Aker Solutions, the Norwegian oil-services company controlled by billionaire Kjell Inge Roekke, rose the most in 20 months in Oslo trading after third-quarter profit margins and orders beat analyst estimates.
Aker Solutions climbed 11 percent, the biggest gain since Feb. 17, 2012, to 91.95 kroner at 3:30 p.m. local time. Trading volume was more than four times the three-month daily average.
The margin on earnings before interest, tax, depreciation and amortization expanded to 9.8 percent in the quarter from 7.9 percent the previous three months, Aker Solutions said in a statement. The contract intake rose 9.2 percent to 11.9 billion kroner ($2 billion), topping estimates at Fearnley Securities AS by 70 percent and RS Platou Markets AS by 78 percent.
“Strong execution drove third-quarter product-solutions margins to the highest level in the last 14 quarters, even despite relatively weak revenue,” Turner Holm, an analyst at Platou in Oslo, said in an e-mail. “The third-quarter report repudiates the concern many investors had on order intake.”
The company’s backlog totaled 60.6 billion kroner at the end of the quarter, 900 million kroner more than a year earlier even accounting for an 11 billion-kroner cancellation from Statoil ASA. “We expect orders to continue at a high level going forward,” Holm said.
Margins were boosted by the company’s product-solutions division, which accounts for almost two-thirds of sales and includes subsea services, a market set to grow 8 percent to 10 percent a year through 2017, according to the company.

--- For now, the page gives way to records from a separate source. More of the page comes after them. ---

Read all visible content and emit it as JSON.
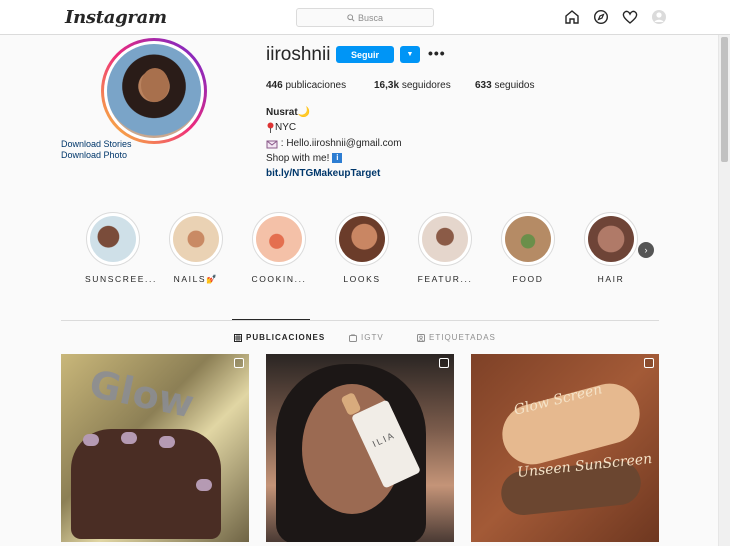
{
  "nav": {
    "logo": "Instagram",
    "search_placeholder": "Busca",
    "icons": [
      "home-icon",
      "explore-icon",
      "heart-icon",
      "profile-avatar-icon"
    ]
  },
  "profile": {
    "username": "iiroshnii",
    "follow_label": "Seguir",
    "download_stories": "Download Stories",
    "download_photo": "Download Photo",
    "stats": {
      "posts_count": "446",
      "posts_label": "publicaciones",
      "followers_count": "16,3k",
      "followers_label": "seguidores",
      "following_count": "633",
      "following_label": "seguidos"
    },
    "bio": {
      "name": "Nusrat🌙",
      "location": "NYC",
      "email": ": Hello.iiroshnii@gmail.com",
      "shop": "Shop with me!",
      "link": "bit.ly/NTGMakeupTarget"
    }
  },
  "highlights": [
    {
      "label": "SUNSCREE...",
      "color": "#c8d6e0"
    },
    {
      "label": "NAILS💅",
      "color": "#e6c4a2"
    },
    {
      "label": "COOKIN...",
      "color": "#f0b39a"
    },
    {
      "label": "LOOKS",
      "color": "#b7774f"
    },
    {
      "label": "FEATUR...",
      "color": "#d8c0b3"
    },
    {
      "label": "FOOD",
      "color": "#a07a57"
    },
    {
      "label": "HAIR",
      "color": "#8b5c4b"
    }
  ],
  "tabs": {
    "posts": "PUBLICACIONES",
    "igtv": "IGTV",
    "tagged": "ETIQUETADAS"
  },
  "posts": {
    "p1_text": "Glow",
    "p2_text": "ILIA",
    "p3_text1": "Glow Screen",
    "p3_text2": "Unseen SunScreen"
  },
  "colors": {
    "accent": "#0095f6",
    "link": "#00376b"
  }
}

Aker Solutions, based in Fornebu, said third-quarter net income slumped 27 percent from a year earlier, while revenue slipped 2.7 percent. It expects contracts to come in less regularly as clients focus on preserving cash flow.
“We have to be prepared for somewhat higher fluctuations in the order intake going forward than what we’ve had over the last year,” Executive Chairman Oeyvind Eriksen said today in an interview in Oslo. “There is higher uncertainty.”
Some energy producers are reining in spending to protect shareholder returns as costs increase.
Clients are also increasingly demanding that payments be staggered over longer periods, according to Eriksen, who said Aker Solutions hasn’t made “significant changes” to commercial terms. Prices for services including subsea work and engineering are “stable,” he said.
Aker Solutions said its most important future contract will be for engineering at Johan Sverdrup, which may be Norway’s biggest oil discovery since the Statfjord deposit in 1974. The company expects Statoil and its partners to award the contract late this year or early next, according to Eriksen, who said securing the order is “more important than short-term profitability.”